Quel mouvement particulier du corps aimerais-tu associer au mot « son » ? Invente et décris un geste précis et transmissible.
Point de départ, les mains posées sur le sternum, je fais vibrer le mot « son », d’abord mentalement. Puis, toujours les mains posées sur le sternum, je le fais vibrer à haute voix. Troisième fois, je fais vibrer le mot en déployant l’espace des bras.
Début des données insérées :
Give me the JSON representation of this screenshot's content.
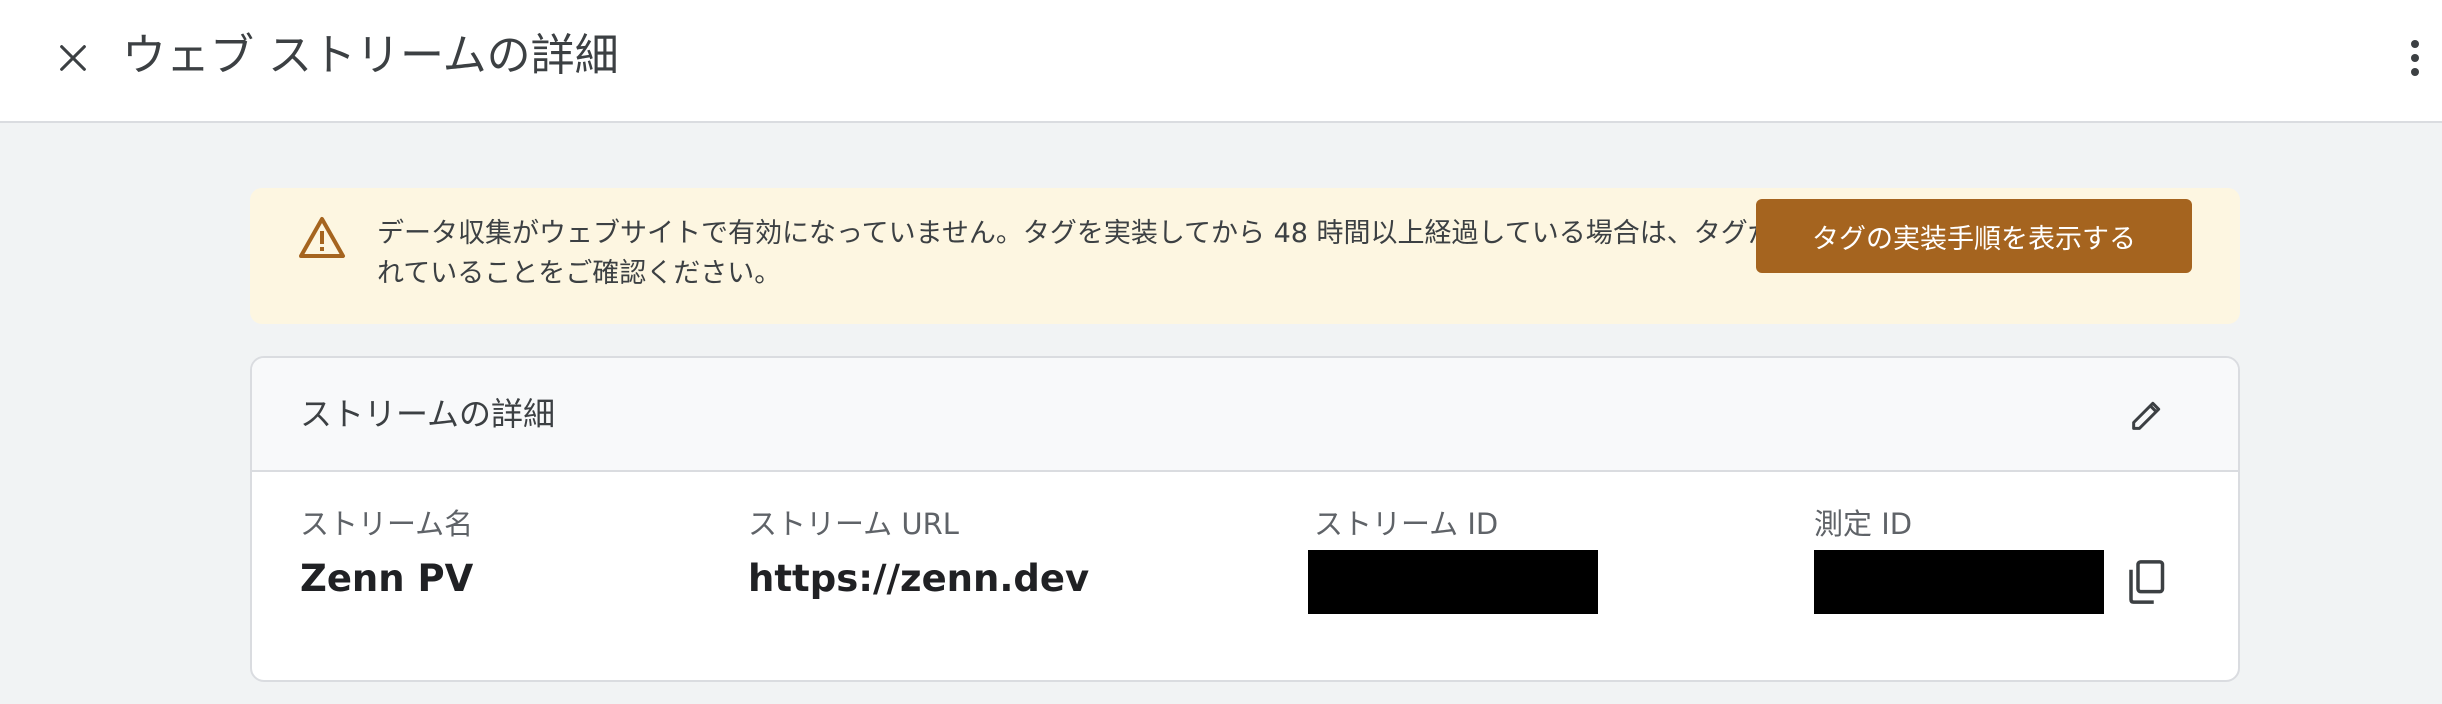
{
  "header": {
    "title": "ウェブ ストリームの詳細",
    "close_icon": "close-icon",
    "more_icon": "more-vert-icon"
  },
  "banner": {
    "message": "データ収集がウェブサイトで有効になっていません。タグを実装してから 48 時間以上経過している場合は、タグが適切に設定されていることをご確認ください。",
    "button_label": "タグの実装手順を表示する",
    "icon": "warning-icon",
    "accent_color": "#a5641f",
    "background_color": "#fdf6e1"
  },
  "stream_details": {
    "title": "ストリームの詳細",
    "edit_icon": "edit-icon",
    "fields": {
      "name": {
        "label": "ストリーム名",
        "value": "Zenn PV"
      },
      "url": {
        "label": "ストリーム URL",
        "value": "https://zenn.dev"
      },
      "stream_id": {
        "label": "ストリーム ID",
        "value": ""
      },
      "measurement_id": {
        "label": "測定 ID",
        "value": ""
      }
    },
    "copy_icon": "copy-icon"
  }
}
Et on pourrait imaginer faire d’abord vibrer 3 fois le mot « son » en posture assise puis 3 fois en posture debout.
Quel serait pour toi, ici et maintenant un environnement sonore idéal ? Dresse une liste (un peu comme une liste de course) des sons divers que tu aimerais entendre dans une journée.
Le chant des oiseaux, le bruit des vagues, le vent dans les feuilles de bambou, le son d’un carillon qui tourbillonne dans le vent, les notes d’un morceau de piano, des enfants qui éclatent de rire après avoir fait une bonne blague.
Compose un poème, en prose ou en rime comme tu préfères, dans lequel tu utilises le mot « son » en compagnie de au moins deux de ses homonymes.
Ferme les yeux, respire tranquillement, je t’emmène au pays merveilleux et magique des sons.
Avec lui tout se transforme, se pose, se décompose et se recompose, comme dans un rêve… Celui d’une enfant à la peau couverte de taches de son qui s’est endormie à l’abri d’une botte de foin. Dans les champs tout le monde s’affaire, les sons joyeux du travail fendent l’air, tandis que le vent d’été emporte quelques fragments bruns de son qui viennent se déposer, comme de minuscules pétales légers de fleurs inconnues, sur la blondeur enfantine.